Во Франции в век Просвещения черный цвет сдает позиции всюду и везде, как в оформлении интерьера, так и в одежде[247]. Ему начинают изменять даже те, чьи отцы и деды по законам профессии или по традиции всегда одевались в черное, – чиновники, судейские, дворянство мантии. Разумеется, они не носят светлого, но иногда могут появиться в сером, коричневом, синем или темно-зеленом. Красильщики оперативно реагируют на открытия ученых: каждое десятилетие в их мастерских появляются новые цвета и новые оттенки[248]. Некоторые из этих новинок не выходят из моды несколько лет, о других забывают через несколько месяцев. Так, в последние недели 1751 года, когда Версаль, а затем и Париж праздновали рождение первого внука Людовика XV, герцога Бургундского (умершего через десять лет), в большой моде был зеленовато-желтый цвет с поэтичным названием «кака дофина». Этот своеобразный оттенок коричневого, который мы сегодня назвали бы горчичным, еще в Средние века считался самым уродливым из цветов[249]. Однако благодаря изобретательности и веселому нраву века Просвещения он получил свои несколько недель славы.

Все путешественники, посещающие Францию в XVIII веке, восхищаются разнообразием цветов, которые используются в одежде, и быстротой, с которой одна мода сменяет другую[250]. Конечно, в других европейских странах тоже можно наблюдать это явление, но не в таких масштабах. В течение нескольких десятилетий Франция будет страной ярких, сияющих красок, а Париж – самым легкомысленным и самым элегантным городом Европы. Правда, незадолго до Революции произойдет крутой поворот: в 1785–1788 годах в моде снова будут более темные тона, в том числе черный, который в дальнейшем, в революционное лихолетье, даже станет «культовым» цветом.
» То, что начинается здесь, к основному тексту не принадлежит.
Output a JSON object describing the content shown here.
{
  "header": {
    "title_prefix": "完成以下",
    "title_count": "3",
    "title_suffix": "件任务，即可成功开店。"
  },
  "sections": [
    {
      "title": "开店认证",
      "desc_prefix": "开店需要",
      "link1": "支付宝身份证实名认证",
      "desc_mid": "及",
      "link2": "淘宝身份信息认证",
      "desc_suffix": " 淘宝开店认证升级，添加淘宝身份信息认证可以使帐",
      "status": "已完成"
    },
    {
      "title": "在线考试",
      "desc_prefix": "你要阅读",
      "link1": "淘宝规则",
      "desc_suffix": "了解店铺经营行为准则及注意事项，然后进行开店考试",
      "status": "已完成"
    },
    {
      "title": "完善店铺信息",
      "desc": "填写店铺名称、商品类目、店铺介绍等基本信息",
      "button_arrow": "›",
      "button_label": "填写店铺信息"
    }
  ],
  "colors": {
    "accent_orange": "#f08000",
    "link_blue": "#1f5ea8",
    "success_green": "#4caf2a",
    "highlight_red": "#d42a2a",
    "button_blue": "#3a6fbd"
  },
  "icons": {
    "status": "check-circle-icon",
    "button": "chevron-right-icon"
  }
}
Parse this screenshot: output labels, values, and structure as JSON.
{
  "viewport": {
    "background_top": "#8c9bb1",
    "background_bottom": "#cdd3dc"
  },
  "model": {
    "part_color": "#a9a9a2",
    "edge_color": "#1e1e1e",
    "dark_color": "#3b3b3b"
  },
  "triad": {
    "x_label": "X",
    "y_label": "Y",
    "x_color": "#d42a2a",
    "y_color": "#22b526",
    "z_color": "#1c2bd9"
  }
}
Но это произойдет только в конце века. А пока… Живопись, пусть ее и нельзя считать абсолютно верным отражением действительности, доносит до нас веселую и красочную атмосферу века Просвещения. Такое впечатление, что Караваджо, Латур и Рембрандт остались в далеком прошлом: теперь на картинах не увидишь игру светотени, темных тонов совсем мало, черный и коричневый уже не занимают значительную часть полотна. У искусства барокко и рококо другие предпочтения. Даже в Венеции Гварди и Каналетто выбирают более светлую палитру. Все художники вдруг разлюбили черный, словно после того, как этот цвет вывели за пределы спектра и стали не так широко использовать в повседневной жизни, необходимо было ограничить его роль и в изобразительном искусстве. В театре черный тоже сходит со сцены: актеры не желают одеваться в черное, так же как столетие назад отказывались одеваться в зеленое (и будут оказываться опять – позже, в эпоху романтизма). Если раньше дурной приметой, предзнаменованием провала у актеров считался зеленый костюм, то в театре XVIII века эта роль перешла к черному. Во многих областях жизни люди избегают этого цвета, который в глазах науки даже и не цвет вовсе. Даже траур (в это время его ношение уже становится обязательным почти для всего общества) теперь далеко не всегда бывает черным, часто это просто одежда темных тонов, в частности фиолетовых[251]. Более того, обычные домашние свиньи, которых в течение долгих тысячелетий разводили на скотных дворах Европы и которые все это время были в подавляющем большинстве черными, вдруг стали розоветь: благодаря скрещиванию с азиатскими породами у европейских свиней повысилась жирность и посветлела щетина. Одного этого превращения черной свиной шкуры в розовую достаточно, чтобы понять, как изменилось отношение к черному и другим темным цветам в век Просвещения.

Черный цвет был изгнан почти отовсюду, но долго так продолжаться не могло. К концу столетия маятник моды качнется в другую сторону. Этого следовало ожидать: слишком резко Франция и другие страны отвернулись от цвета, который оставался на переднем плане в течение четырех столетий. Например, в геральдике, где историк цвета располагает точными статистическими данными, можно найти интересную информацию: на закате Средневековья черный цвет (на языке геральдики – «чернь») присутствует в 27 % французских гербов; к концу XVII века эта цифра снижается, но ненамного – 20 %, если верить объемистому «Всеобщему французскому гербовнику» 1696 года, а через два поколения, в XVIII веке, она падает до 14 %! Люди, впервые заказывающие себе герб (пожалованные дворянством, выскочки, разбогатевшие мещане и ремесленники), попросту игнорируют черный, зато сплошь и рядом выбирают «лазурь», частота встречаемости которой бьет все рекорды[252].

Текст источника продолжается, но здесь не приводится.